According to the Nigerian Leadership, "prices of commodities which shot up as a fall-out of the fuel pump price increase have refused to come down."
Everything from street vegetable sellers to carwashes to roadside photographers are feeling the shock of the rise in fuel prices. Unemployment is rising as small businesses fold. The argument of the IMF and the Jonathan administration is that by freeing fuel prices, funds would be available to more social services and rebuilding Nigeria's "infrastructure."
Both the IMF and the government know it would have been far more economically viable to replace the current corrupt system of importing refined gasoline and fuels with investing in rebuilding Nigeria's domestic refining capacity. Son Gyoh of the Nigerian Awareness for Development organisation asks, "Would it not be more expedient to pressure government to service the refineries to full production capacity, given the implications on overhead and competitiveness for local industries?"
Gyoh pointed to the source of the problem: "Why have successive governments left the refineries in a state of disrepair while spending huge on subsidy? Is there any chance that the savings from subsidy withdrawal will go directly into rehabilitating the refineries? "Does deregulation imply NNPC will no longer operate a monopoly in importation of refined petroleum product, or is this lobby a self-serving lifeline to continue its monopoly?" He concludes, "In any case, there is good reason to doubt subsidy removal will solve the fuel scarcity problem as the cabal will only regroup to change tactics, a fact Nigerians are only too aware of."

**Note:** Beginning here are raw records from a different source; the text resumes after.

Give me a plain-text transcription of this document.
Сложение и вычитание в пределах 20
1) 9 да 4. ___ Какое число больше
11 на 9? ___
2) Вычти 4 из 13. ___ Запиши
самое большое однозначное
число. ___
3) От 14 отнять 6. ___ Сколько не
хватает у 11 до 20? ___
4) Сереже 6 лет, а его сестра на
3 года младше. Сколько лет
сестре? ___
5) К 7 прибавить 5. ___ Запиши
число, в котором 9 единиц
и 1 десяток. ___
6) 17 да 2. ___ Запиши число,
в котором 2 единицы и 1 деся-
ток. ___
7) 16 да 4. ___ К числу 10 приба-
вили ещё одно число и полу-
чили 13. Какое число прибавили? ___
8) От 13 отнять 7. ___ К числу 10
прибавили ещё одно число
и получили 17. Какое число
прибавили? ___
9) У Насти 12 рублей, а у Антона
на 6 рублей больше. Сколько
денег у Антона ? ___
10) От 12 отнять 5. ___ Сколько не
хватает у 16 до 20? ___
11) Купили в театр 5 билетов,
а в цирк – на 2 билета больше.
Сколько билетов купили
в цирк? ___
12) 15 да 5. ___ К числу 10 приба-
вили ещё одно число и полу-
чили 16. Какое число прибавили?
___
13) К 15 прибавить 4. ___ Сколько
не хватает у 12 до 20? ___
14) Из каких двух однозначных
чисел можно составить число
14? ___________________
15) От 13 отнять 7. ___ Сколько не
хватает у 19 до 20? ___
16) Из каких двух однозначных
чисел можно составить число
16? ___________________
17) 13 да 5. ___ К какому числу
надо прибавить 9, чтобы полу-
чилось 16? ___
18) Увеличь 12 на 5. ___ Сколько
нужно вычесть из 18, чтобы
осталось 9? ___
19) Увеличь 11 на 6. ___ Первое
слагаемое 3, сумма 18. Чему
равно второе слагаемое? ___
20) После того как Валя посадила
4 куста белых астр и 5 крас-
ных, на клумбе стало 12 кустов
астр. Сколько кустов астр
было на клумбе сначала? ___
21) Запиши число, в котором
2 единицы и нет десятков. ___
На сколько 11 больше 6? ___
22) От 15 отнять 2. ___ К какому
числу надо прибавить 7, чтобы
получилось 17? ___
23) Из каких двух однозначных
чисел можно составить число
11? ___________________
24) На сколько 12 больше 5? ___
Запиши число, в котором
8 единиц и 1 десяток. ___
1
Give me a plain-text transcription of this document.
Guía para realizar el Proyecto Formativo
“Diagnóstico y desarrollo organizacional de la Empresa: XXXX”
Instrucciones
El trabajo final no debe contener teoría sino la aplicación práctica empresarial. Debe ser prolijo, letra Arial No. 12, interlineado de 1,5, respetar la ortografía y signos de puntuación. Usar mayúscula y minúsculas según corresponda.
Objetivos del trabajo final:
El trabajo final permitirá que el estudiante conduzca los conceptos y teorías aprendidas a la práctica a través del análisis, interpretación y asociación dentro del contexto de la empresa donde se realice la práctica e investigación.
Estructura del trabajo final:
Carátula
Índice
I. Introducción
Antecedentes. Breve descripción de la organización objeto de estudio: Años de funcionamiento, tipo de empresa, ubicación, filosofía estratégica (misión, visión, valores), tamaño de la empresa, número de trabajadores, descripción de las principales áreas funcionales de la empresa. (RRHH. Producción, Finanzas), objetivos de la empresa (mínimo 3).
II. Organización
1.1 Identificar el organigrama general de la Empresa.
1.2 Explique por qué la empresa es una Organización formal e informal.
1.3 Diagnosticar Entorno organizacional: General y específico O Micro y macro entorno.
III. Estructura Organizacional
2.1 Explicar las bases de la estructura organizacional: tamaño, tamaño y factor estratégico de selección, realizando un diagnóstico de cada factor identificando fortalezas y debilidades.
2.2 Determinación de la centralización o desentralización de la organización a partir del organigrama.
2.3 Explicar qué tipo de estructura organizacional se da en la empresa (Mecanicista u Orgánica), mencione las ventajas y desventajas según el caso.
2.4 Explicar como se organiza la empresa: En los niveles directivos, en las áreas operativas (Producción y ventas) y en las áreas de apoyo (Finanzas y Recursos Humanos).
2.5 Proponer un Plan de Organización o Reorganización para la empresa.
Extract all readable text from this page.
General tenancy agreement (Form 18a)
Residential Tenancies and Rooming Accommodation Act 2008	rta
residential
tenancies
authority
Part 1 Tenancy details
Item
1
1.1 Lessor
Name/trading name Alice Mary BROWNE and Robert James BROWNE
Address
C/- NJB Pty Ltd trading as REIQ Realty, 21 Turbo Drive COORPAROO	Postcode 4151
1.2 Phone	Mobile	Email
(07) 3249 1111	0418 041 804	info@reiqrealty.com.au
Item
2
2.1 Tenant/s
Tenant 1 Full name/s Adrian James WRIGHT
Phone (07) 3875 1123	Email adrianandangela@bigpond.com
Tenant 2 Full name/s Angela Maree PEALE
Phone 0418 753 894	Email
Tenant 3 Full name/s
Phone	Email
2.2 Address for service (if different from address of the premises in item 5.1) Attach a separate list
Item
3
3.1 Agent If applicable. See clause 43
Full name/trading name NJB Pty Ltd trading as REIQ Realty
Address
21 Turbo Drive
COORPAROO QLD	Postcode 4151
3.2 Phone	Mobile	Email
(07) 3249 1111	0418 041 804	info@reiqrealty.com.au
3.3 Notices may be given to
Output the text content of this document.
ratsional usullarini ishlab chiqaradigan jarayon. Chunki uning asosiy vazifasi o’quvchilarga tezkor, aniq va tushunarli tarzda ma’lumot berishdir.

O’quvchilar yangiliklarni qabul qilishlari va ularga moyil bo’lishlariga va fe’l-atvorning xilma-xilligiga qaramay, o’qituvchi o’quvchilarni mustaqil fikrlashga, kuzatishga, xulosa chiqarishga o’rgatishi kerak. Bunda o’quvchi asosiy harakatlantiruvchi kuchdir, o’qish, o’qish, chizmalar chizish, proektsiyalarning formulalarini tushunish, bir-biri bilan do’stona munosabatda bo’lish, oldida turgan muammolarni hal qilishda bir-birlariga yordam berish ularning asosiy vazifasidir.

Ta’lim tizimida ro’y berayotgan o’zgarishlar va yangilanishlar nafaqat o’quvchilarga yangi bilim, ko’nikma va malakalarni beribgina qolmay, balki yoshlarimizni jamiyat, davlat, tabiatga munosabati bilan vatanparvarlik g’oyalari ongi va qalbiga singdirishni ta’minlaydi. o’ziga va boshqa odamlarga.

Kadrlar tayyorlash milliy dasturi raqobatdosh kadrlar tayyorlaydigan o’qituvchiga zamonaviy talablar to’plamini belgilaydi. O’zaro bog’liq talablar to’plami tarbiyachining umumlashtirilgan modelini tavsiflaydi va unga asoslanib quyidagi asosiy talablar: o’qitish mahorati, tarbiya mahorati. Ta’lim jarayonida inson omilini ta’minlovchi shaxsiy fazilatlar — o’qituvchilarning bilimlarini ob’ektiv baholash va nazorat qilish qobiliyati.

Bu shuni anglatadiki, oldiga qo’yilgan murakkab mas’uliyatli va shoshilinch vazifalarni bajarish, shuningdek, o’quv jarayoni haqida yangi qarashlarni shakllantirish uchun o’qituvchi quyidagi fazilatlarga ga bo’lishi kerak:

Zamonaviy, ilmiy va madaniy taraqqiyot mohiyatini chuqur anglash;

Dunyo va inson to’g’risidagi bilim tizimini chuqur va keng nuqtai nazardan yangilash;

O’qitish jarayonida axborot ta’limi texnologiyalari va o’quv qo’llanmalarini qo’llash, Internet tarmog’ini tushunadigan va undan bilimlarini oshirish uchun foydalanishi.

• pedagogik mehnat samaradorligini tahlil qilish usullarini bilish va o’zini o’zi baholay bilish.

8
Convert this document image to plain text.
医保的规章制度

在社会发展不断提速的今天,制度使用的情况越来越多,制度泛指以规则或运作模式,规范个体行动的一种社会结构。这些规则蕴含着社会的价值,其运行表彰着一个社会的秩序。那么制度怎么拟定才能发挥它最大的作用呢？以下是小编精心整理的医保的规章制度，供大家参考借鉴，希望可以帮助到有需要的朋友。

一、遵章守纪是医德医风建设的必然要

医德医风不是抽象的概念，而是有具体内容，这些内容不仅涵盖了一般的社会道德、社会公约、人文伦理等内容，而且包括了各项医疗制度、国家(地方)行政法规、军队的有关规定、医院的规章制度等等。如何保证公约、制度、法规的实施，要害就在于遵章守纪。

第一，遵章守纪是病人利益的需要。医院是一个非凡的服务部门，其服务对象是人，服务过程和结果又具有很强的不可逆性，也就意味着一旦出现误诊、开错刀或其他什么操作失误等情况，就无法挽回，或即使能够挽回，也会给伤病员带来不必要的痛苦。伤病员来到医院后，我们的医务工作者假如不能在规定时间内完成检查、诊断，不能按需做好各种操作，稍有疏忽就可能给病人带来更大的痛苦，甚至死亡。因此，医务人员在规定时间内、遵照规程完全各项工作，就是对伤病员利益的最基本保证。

After Nigeria partly nationalised its oil sector in the late 1970s, it also took control of Shell Oil's Port Harcourt I refinery. In 1989, Port Harcourt II refinery was built. Both refineries fell into serious disrepair after 1994, when the Abacha military dictatorship cut the "take" of the Nigerian National Petroleum Company NNPC from domestic sale of refined oil products such as gasoline from 84 percent to 22 percent.
That caused a cash crisis for NNPC and a halt to refinery maintenance. Today only one of four refineries operates at all. What developed since was a system of NNPC importing foreign gasoline and other refined products for Nigeria's domestic needs, naturally at a far more expensive cost. The price subsidies were to relieve that higher import cost, hardly a sensible solution but a very lucrative one for those corrupt elements in the state and private sector making a killing, literally, off the import process. - RT.
* F William Engdahl is the author of "A Century of War: Anglo-American Oil Politics and the New World Order".